This code is an implementation of the feed forward neural network described
in:
L.
K. Saul and M. I. Jordan (2000). Attractor dynamics in feedforward neural
networks.
Neural Computation 12:6, 1313-1335.
Also, chapter 5 in the book "Graphical Models; Foundation
in Neural Computing"
The Code
The code is written in Java2 using SDKv1.4
There are 3 source files:
There are two utility files:
API Summary:
[also see the example "main" in SJNet for an example]
You can create a net of any number of layers, each
with any number of nodes.
To train (using the attractor dynamics discussed
in the paper), you essentially use
three methods:
1) Clamp(mask, data)
2) ComputeNet()
3) Adjust Weights()
where "data" and "mask" are, ragged array of doubles
and booleans repsectively, with the
same dimensions as the net. Visible (or "evidence")

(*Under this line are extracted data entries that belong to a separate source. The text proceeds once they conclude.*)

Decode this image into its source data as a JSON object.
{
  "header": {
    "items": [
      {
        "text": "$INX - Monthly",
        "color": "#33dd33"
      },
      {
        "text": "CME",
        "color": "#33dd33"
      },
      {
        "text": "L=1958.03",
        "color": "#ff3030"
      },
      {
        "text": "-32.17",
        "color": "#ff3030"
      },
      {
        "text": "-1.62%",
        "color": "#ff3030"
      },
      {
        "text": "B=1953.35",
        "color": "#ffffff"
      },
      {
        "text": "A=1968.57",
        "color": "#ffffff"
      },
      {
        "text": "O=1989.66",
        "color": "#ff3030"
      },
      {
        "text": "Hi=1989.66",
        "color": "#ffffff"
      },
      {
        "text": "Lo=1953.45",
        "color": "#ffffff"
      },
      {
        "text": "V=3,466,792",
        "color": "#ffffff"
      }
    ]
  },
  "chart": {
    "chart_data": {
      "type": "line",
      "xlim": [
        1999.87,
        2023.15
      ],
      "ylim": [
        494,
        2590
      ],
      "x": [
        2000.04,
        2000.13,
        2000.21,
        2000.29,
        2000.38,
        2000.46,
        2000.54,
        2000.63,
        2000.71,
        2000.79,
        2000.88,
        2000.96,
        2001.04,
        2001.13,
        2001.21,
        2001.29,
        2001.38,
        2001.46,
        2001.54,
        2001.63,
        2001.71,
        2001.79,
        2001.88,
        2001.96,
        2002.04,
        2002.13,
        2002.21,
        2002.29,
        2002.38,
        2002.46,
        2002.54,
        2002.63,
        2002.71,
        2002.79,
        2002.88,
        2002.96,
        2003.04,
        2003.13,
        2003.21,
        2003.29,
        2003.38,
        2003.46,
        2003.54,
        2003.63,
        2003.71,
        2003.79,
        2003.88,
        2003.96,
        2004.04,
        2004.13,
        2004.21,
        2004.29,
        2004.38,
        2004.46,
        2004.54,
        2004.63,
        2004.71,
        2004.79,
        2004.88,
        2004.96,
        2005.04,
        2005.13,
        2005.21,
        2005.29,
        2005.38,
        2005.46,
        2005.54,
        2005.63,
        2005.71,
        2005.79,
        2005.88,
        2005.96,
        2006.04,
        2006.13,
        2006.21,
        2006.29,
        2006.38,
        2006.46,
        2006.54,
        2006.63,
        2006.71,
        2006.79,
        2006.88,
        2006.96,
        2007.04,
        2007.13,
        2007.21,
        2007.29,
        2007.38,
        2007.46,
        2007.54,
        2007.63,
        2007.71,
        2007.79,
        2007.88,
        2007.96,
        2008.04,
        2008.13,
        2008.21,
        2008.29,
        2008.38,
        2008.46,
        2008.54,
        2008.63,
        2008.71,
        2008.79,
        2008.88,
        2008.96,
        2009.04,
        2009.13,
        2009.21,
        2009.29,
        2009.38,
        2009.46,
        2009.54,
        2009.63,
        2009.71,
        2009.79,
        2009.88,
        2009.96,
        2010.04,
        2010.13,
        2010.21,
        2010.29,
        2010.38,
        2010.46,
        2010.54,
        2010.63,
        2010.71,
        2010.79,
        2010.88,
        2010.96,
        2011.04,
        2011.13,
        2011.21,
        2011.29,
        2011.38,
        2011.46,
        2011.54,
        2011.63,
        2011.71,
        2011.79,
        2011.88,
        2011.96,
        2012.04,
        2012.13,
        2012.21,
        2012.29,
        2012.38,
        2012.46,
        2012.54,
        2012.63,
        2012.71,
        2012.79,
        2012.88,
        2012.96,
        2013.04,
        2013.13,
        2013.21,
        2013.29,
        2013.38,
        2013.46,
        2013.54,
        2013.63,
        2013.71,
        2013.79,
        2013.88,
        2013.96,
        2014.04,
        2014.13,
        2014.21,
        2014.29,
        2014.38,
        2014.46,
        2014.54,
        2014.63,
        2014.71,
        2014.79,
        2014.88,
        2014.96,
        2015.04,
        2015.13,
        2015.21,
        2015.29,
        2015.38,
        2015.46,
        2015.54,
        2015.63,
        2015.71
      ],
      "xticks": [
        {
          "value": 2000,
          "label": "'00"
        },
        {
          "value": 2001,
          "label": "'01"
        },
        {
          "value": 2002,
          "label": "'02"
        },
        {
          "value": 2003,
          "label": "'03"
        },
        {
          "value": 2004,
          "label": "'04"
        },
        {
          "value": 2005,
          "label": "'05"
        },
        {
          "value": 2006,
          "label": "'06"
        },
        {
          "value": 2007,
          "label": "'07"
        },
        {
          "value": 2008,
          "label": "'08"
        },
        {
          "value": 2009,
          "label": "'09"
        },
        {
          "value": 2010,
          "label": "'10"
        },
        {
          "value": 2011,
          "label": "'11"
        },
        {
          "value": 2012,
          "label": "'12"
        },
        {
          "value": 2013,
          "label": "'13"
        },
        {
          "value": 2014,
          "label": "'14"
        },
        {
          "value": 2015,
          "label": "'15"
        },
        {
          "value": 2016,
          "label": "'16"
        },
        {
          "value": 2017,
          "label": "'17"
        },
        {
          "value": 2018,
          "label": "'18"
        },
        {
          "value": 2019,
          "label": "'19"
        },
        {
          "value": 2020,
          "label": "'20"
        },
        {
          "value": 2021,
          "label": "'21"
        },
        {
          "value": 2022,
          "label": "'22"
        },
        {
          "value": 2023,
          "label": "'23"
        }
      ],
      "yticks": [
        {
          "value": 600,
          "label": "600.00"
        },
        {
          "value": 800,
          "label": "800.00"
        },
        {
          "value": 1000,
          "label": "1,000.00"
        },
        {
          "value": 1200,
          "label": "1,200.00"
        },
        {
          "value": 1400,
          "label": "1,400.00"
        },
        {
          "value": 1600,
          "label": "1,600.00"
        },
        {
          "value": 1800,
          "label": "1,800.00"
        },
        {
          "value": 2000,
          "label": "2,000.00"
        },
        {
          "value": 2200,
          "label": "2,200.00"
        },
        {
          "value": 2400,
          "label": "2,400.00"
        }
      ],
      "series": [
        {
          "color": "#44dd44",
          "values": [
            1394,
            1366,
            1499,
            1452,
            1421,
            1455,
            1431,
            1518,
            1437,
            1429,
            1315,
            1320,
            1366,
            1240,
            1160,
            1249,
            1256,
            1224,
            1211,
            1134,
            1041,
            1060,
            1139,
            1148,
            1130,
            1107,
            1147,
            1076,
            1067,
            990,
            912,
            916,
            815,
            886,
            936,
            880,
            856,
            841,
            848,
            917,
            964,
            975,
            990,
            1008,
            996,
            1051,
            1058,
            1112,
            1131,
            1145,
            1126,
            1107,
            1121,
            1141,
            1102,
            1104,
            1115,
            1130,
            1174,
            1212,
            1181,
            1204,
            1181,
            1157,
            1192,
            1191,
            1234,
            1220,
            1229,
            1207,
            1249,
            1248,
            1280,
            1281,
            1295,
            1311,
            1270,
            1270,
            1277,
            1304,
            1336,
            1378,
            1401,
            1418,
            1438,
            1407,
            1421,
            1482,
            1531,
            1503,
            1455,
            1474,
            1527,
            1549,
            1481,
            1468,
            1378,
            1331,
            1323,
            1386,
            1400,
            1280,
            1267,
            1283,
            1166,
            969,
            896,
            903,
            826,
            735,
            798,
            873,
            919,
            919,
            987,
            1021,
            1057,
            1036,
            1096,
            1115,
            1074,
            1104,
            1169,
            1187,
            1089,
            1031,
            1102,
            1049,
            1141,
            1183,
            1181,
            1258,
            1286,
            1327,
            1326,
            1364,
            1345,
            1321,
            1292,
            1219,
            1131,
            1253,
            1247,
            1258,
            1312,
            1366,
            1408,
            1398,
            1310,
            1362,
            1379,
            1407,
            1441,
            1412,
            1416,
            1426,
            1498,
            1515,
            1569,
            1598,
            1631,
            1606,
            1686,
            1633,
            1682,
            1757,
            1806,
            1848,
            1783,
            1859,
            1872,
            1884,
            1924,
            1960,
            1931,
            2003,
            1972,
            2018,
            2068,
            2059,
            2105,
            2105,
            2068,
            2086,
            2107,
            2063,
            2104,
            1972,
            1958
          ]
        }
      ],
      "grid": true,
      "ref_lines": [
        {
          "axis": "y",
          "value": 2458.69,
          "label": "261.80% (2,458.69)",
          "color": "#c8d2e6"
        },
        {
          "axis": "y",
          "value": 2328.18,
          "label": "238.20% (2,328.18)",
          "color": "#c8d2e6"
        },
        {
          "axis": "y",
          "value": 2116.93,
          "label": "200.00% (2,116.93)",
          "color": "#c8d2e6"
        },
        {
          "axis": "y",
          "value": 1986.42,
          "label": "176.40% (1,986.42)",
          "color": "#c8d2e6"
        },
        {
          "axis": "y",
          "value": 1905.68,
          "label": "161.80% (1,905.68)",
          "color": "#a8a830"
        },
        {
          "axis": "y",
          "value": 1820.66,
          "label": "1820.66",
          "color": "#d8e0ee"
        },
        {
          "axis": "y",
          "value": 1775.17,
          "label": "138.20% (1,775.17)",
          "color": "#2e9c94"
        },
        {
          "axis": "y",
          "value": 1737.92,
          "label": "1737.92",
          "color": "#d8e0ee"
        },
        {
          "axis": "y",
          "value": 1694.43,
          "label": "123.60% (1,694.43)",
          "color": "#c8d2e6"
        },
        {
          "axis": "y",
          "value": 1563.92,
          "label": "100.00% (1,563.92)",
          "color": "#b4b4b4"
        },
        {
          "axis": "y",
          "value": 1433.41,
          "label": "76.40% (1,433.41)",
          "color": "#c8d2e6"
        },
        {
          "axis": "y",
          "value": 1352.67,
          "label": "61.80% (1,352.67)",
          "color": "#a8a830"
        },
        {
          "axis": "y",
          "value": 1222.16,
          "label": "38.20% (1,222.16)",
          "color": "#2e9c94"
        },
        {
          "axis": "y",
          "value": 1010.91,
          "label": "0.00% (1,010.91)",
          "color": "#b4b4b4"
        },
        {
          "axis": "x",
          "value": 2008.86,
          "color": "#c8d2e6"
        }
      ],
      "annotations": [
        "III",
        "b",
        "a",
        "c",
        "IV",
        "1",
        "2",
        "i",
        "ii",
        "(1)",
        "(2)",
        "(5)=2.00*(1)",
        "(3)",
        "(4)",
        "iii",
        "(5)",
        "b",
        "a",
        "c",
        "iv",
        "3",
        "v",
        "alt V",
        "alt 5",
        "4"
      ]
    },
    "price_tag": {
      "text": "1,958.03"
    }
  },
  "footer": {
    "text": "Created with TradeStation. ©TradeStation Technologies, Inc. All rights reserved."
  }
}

nodes are "clamped" where there are
"true" values in mask. Learning rates, time step
size and number of iterations per
data presentation are passed in to these functions,
but default values are available for
use (see below).
To run (or test) the net, you can use either
ForwardRun()
which uses the standard one-pass feed-forward computation,
where each node value
is the weighted sum of nodes in the previous layer,
or
ComputeNet()
which uses the same attractor dynamics that are
used for training - and can be used to,
for example, "run the net backwards" by clamping
the output layer, and then examining the
input layer. Using ComputeNet(), any nodes in any
layer can be considered as input or
output (by clamping a pattern as "input" with an
appropriate mask, and examing the others.)
To retrieve values from the net after either kind
of run, use
GetValLayer(layer_num)
- after a feedforward() run
or
GetMuLayer(layer_num)
- after a ComputeNet() run
Note:
1) The way these nets are typically used (unlike the example "main"
in SJNET), is just as HMM models are used in speech.
A large collection of models is trained, each on a different class
of data. Then the collection is used by presenting new data to each model,
and choosing the model that is most likely to have generated the input
signal.
Thus in the case of this network, each class of training data is used to train a different net by "clamping" the output layer, "relaxing" the net and updating the weights over several epochs through the data. Then the test data is presented to each network in the collection, and the Lyaponuv value is used as a stand-in for the liklihood. The net that generates the best Lyaponov score is chosen as the net that identifies the input.
2) Normalize greyscale inputs to [0,1]